# General > General Knives & Blades >  Back At It

## crashdive123

It's been a while since I have had a chance to make a knife.  Sometimes life gets in the way of fun.  Here's my latest.

Guests can not see images in the messages. Please register in the forum.

Guests can not see images in the messages. Please register in the forum.

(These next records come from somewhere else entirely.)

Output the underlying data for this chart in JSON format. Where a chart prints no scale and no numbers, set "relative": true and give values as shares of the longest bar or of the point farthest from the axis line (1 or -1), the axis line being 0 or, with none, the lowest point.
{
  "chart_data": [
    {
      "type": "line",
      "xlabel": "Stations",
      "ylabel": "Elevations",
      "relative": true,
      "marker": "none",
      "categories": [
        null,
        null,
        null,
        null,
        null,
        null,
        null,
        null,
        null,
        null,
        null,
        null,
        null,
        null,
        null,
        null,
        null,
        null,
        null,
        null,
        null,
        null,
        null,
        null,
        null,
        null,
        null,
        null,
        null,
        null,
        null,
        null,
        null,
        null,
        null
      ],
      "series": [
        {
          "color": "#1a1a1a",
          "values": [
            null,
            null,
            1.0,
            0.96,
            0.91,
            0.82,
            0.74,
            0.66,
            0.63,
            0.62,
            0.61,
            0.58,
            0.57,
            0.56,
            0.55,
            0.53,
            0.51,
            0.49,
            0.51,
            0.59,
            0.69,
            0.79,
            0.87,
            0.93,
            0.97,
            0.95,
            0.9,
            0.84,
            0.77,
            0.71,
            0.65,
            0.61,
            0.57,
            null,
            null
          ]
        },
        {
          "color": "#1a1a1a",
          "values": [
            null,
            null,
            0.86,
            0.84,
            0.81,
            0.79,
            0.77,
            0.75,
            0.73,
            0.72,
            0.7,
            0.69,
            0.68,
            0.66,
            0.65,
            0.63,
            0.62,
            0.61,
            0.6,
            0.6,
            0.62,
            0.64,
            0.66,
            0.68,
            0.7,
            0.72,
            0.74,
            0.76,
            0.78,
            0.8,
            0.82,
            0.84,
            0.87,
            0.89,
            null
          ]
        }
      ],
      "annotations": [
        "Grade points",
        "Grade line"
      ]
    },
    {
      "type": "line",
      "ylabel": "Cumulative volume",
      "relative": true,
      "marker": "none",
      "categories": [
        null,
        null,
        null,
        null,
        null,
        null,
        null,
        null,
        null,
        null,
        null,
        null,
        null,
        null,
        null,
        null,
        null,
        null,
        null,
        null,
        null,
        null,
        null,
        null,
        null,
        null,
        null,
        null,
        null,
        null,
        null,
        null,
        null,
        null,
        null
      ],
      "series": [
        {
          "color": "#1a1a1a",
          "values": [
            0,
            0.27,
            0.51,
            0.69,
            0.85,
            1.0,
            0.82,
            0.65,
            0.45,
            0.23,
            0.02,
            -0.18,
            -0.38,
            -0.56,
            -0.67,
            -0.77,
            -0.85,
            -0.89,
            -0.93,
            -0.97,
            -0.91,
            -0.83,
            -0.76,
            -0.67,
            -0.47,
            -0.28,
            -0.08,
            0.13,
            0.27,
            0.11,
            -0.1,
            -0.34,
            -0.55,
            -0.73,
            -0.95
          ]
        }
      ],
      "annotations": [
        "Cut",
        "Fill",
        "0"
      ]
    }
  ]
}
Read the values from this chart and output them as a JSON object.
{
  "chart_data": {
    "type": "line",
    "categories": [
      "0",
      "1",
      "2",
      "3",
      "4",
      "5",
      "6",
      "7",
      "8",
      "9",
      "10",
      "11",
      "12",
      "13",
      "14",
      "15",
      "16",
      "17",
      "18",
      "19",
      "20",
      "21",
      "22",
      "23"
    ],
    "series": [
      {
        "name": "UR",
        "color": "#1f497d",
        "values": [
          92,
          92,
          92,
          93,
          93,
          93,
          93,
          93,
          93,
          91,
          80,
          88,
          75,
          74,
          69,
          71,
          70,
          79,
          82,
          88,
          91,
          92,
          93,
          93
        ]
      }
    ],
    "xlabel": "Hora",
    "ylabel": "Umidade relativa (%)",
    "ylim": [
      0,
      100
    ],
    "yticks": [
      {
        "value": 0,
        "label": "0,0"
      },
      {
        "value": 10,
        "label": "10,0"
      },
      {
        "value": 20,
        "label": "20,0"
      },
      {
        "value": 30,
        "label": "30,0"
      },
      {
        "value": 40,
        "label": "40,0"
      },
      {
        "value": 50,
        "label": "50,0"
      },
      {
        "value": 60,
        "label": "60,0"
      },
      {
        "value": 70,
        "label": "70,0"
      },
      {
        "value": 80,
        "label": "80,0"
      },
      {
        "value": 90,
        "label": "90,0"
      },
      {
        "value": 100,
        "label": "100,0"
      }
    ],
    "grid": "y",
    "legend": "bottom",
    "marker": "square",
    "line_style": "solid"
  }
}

Guests can not see images in the messages. Please register in the forum.

----------


## Alan R McDaniel Jr

What is the sheath made from?

Alan

----------


## randyt

that's a nice one

----------


## madmax

Beautiful.  You know I love those little neckers you make.

----------


## Rick

That's one purdy knife.

----------


## crashdive123

> What is the sheath made from?
> 
> Alan


Alligator.

----------


## Alan R McDaniel Jr

I'm glad to see you haven't lost your touch.  Especially now!

Alan

----------


## BENESSE

Gosh, that's beautiful. Might have to ax Santa for an early delivery. I've been (mostly) good.

----------


## Phaedrus

Another beauty!

----------


## knife nut

Great work!!

----------


## Mannlicher

ya done good Crash.    :Smile:

----------


## Walking Bear 1954

I like it nice and handy

----------


## Wildthang

I need a left handed knife.........!

----------


## crashdive123

I can do that --- or is it you just need a sheath for left side carry?

----------


## Pipercub

What is the blade made out of?

----------


## crashdive123

An old, rusty sawmill blade.  Probably L6 or 1095.

----------


## Wildthang

Just kidding about the left handed knife Crash, I have an ulu and it works great when you only have one hand!

----------